Enter the following input:

dragen -f \
-r /staging/human/reference/hg19/hg19.fa.k_21.f_16.m_149 \
-1 /staging/examples/reads/SRA056922_30x_shuffle16k_e10_50M_1.fastq.gz \
-2 /staging/examples/reads/SRA056922_30x_shuffle16k_e10_50M_2.fastq.gz \
--output-directory /staging/examples/ \
--output-file-prefix unsorted_SRA056922_30x_e10_50M \
--enable-sort false \
--RGID DRAGEN_RGID \
--RGSM DRAGEN_RGSM

Or, run /opt/edico/examples/paired_fastq_in_unsorted_bam_out.sh.
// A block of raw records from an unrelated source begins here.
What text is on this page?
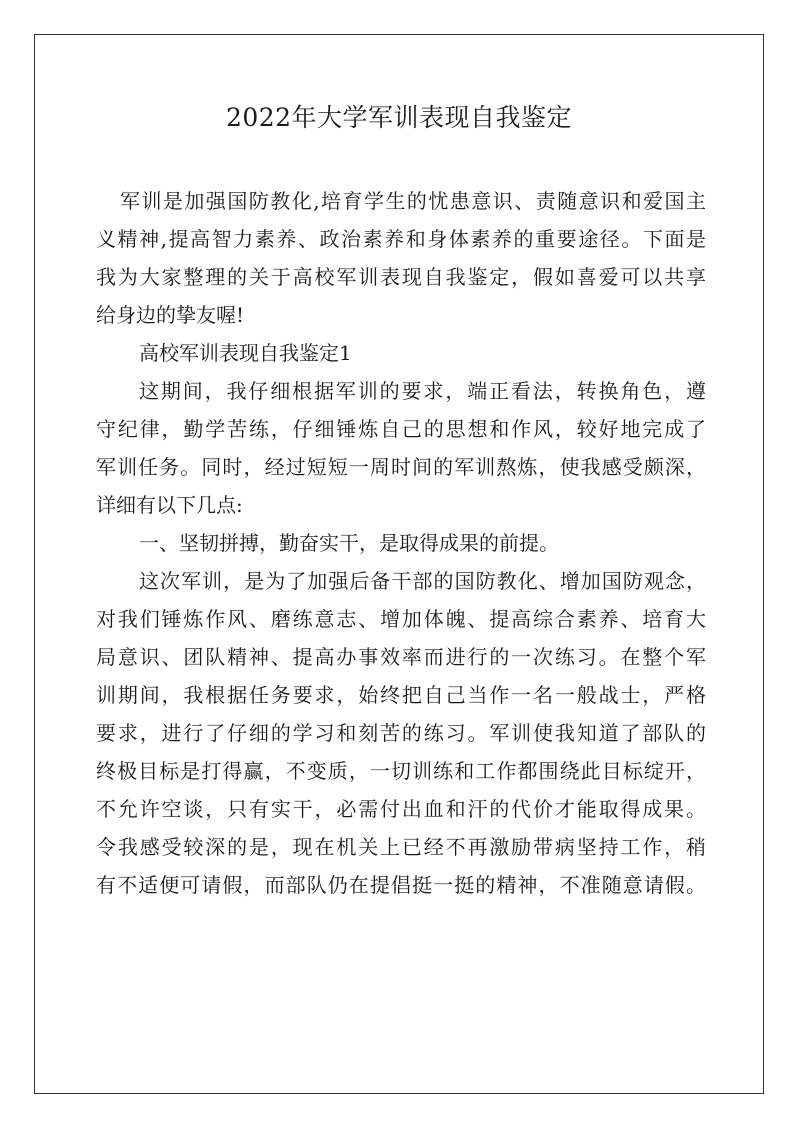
2022年大学军训表现自我鉴定
军训是加强国防教化,培育学生的忧患意识、责随意识和爱国主
义精神,提高智力素养、政治素养和身体素养的重要途径。下面是
我为大家整理的关于高校军训表现自我鉴定，假如喜爱可以共享
给身边的挚友喔!
高校军训表现自我鉴定1
这期间，我仔细根据军训的要求，端正看法，转换角色，遵
守纪律，勤学苦练，仔细锤炼自己的思想和作风，较好地完成了
军训任务。同时，经过短短一周时间的军训熬炼，使我感受颇深，
详细有以下几点:
一、坚韧拼搏，勤奋实干，是取得成果的前提。
这次军训，是为了加强后备干部的国防教化、增加国防观念，
对我们锤炼作风、磨练意志、增加体魄、提高综合素养、培育大
局意识、团队精神、提高办事效率而进行的一次练习。在整个军
训期间，我根据任务要求，始终把自己当作一名一般战士，严格
要求，进行了仔细的学习和刻苦的练习。军训使我知道了部队的
终极目标是打得赢，不变质，一切训练和工作都围绕此目标绽开，
不允许空谈，只有实干，必需付出血和汗的代价才能取得成果。
令我感受较深的是，现在机关上已经不再激励带病坚持工作，稍
有不适便可请假，而部队仍在提倡挺一挺的精神，不准随意请假。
Map/Align Interleaved Paired-Ended FASTQ Input, BAM Output

Enter the following input:

dragen –f \
-r /staging/human/reference/hg19/hg19.fa.k_21.f_16.m_149 \
-1 /staging/examples/reads/SRA056922_PE_30x_rand1_10K_interleaved.fastq \
--interleaved \
--output-directory /staging/examples/ \
--output-file-prefix SRA056922_PE_30x_rand1_10K_interleaved \
--RGID DRAGEN_RGID \
--RGSM DRAGEN_RGSM

Or, run /opt/edico/examples/interleaved_fastq_in_bam_out.sh.